Residents of the archdiocesan Communities of Don Guanella and Divine Providence enjoy a break from an activity session, July 20, 2015. Advocacy for the rights of those with disabilities is a pro-life issue of increasing urgency as the global population ages, say archdiocesan leaders of disability outreaches. (Photo courtesy of Barbara Jenkins / Communities of Don Guanella and Divine Providence)

Aging parents of persons with disabilities worry that their children will be left vulnerable once they themselves are no longer able or alive to advocate for them, said Sister Kathleen.

For all of those reasons, she said, Catholics need to put their faith into action on behalf of their brothers and sisters in Christ.

“It’s part of our call … to know Catholic social teaching, and (to) support legislation that promotes the value of people with disabilities, from conception to natural death,” said Sister Kathleen. “It is a life issue.”

Ensuring equitable work and pay “is another way that Catholics can respond,” she said, since lay people, more than clergy and religious, are directly “involved in hiring and making employment decisions.”

“The Catholic Church’s mission … (includes) serving those with disabilities” through creativity, innovation and technology, said Kevin Barr, DGDP’s director of corporate and foundation relations.

Barr pointed to DGDP resident Garrett Goetz, a 20-something young man who entered the community when his family relocated for work about four years ago from North Carolina to Pennsylvania.

When employment recently recalled them back to North Carolina, the parents of Goetz – who is blind and nonverbal – realized their son had found a “his second family among the staff and his roommates,” said Goetz’s mother, Judy.

To ease the transition to their son’s more independent living arrangement, Barr and his team arranged for nightly Zoom and FaceTime meetings between Garrett and his family.

Last year, Sister Kathleen’s office launched the “Religious Signs for Families” app to help deaf children and their family members learn prayers in American Sign Language. Now in Apple’s App Store and Google Play, the app fills a critical pastoral need uncovered by Sister Kathleen, who in her work discovered she was usually the very first person to teach deaf children to pray.

Looking ahead, the church must see “people with disabilities not simply as persons with needs, but as persons with gifts,” said Lis.

That shift has in some ways already begun, said Sister Kathleen, noting that a number of clergy with physical impairments have been ordained.

In 2017, Archbishop Charles Chaput opened the canonization cause for Upper Darby native and Augustinian Father William Atkinson, who had been paralyzed as a seminarian.
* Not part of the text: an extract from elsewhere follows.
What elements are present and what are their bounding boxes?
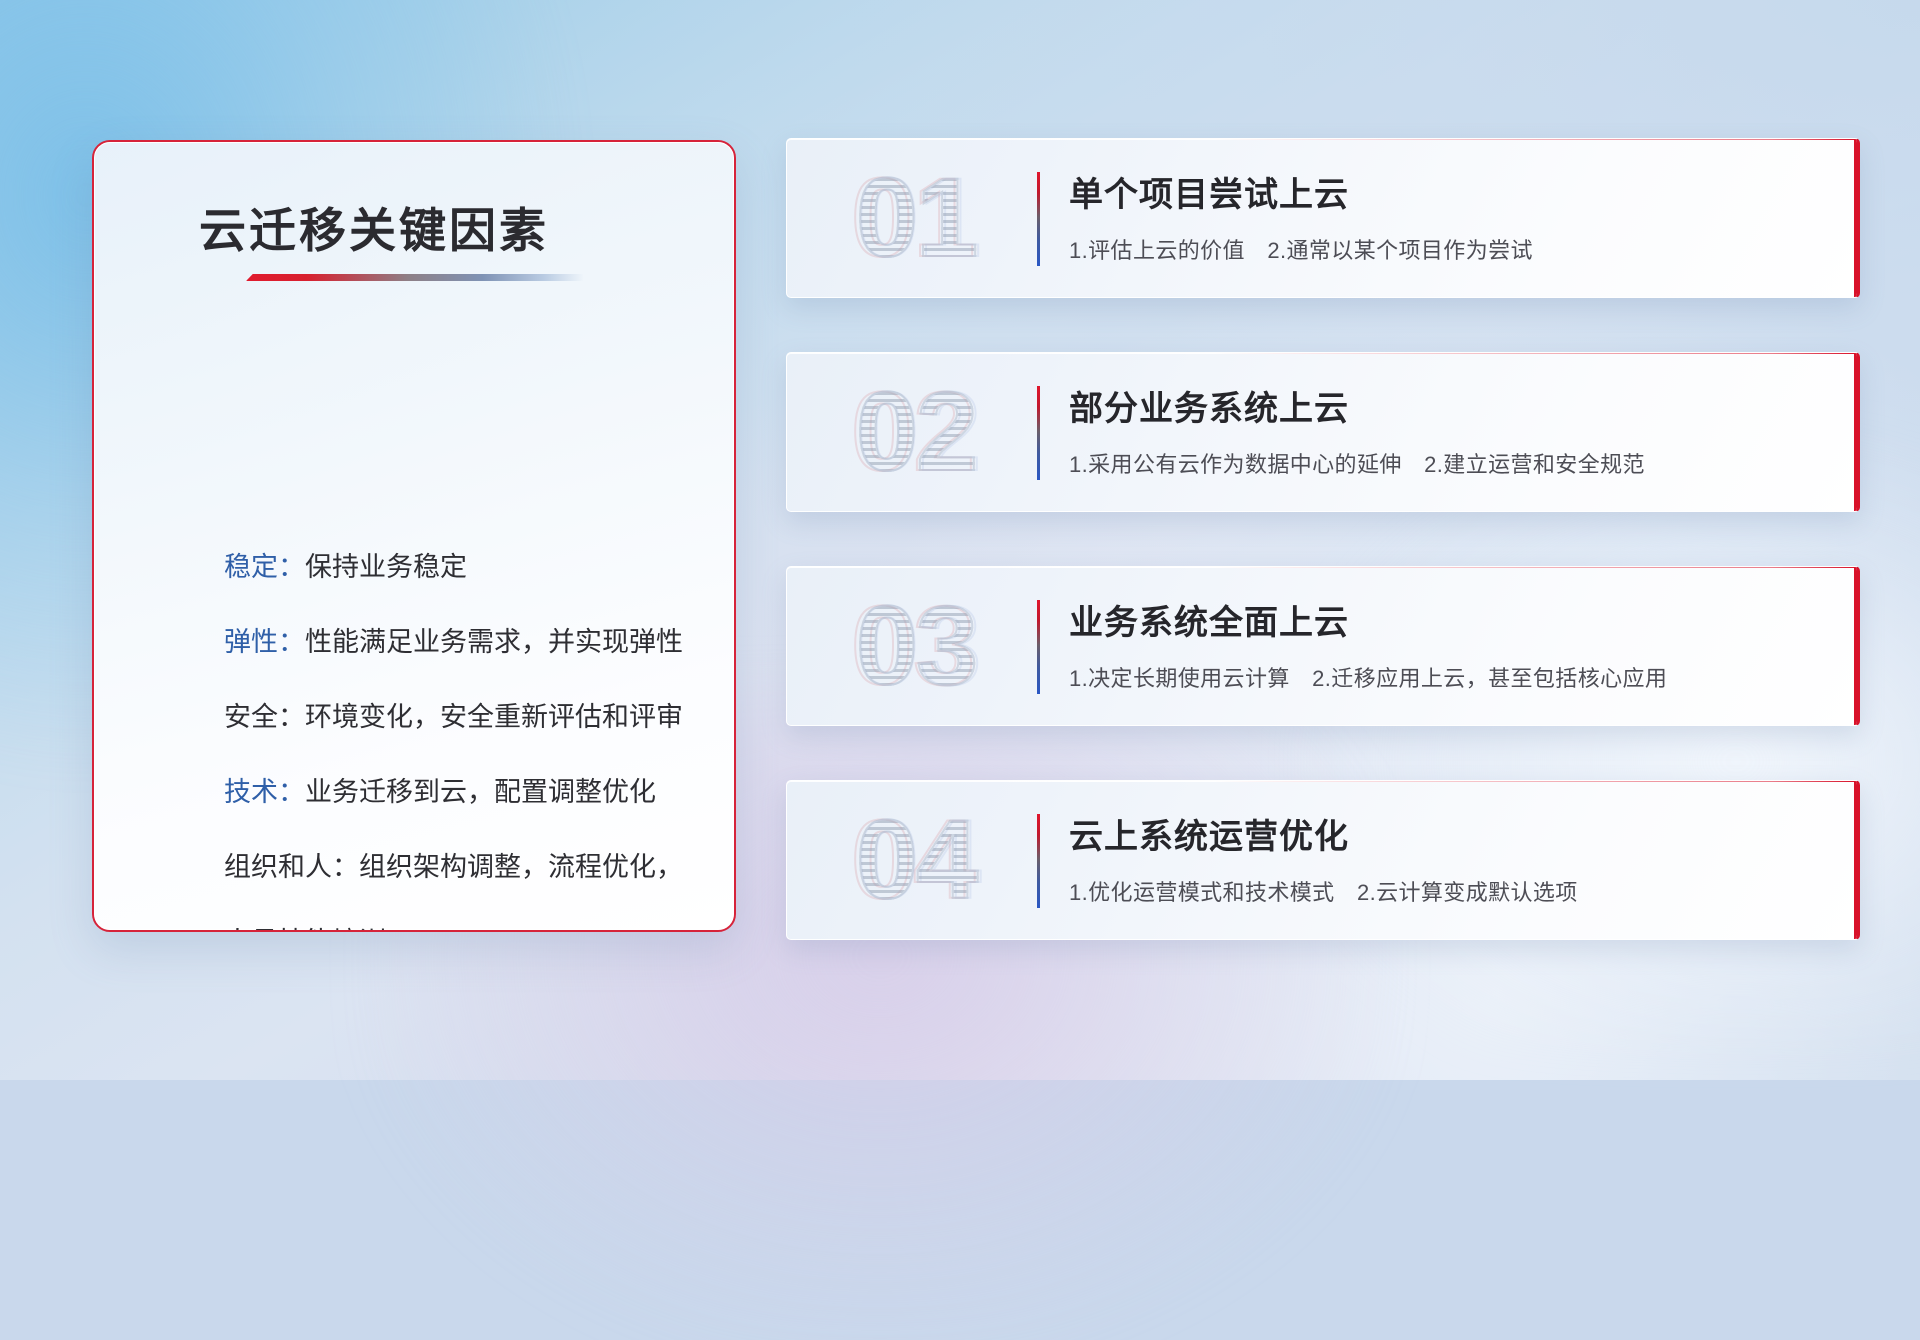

Last year, Pope Francis declared Darwin Ramos, a Filipino teen with muscular dystrophy, a Servant of God.

“Honestly, these things would not have happened 50 years ago,” said Sister Kathleen, adding that such signs “indicate the reality of what we believe.”

“People with disabilities are agents of evangelization,” she said. “Physical and intellectual disability does not limit the person’s ability to respond to the call of holiness.”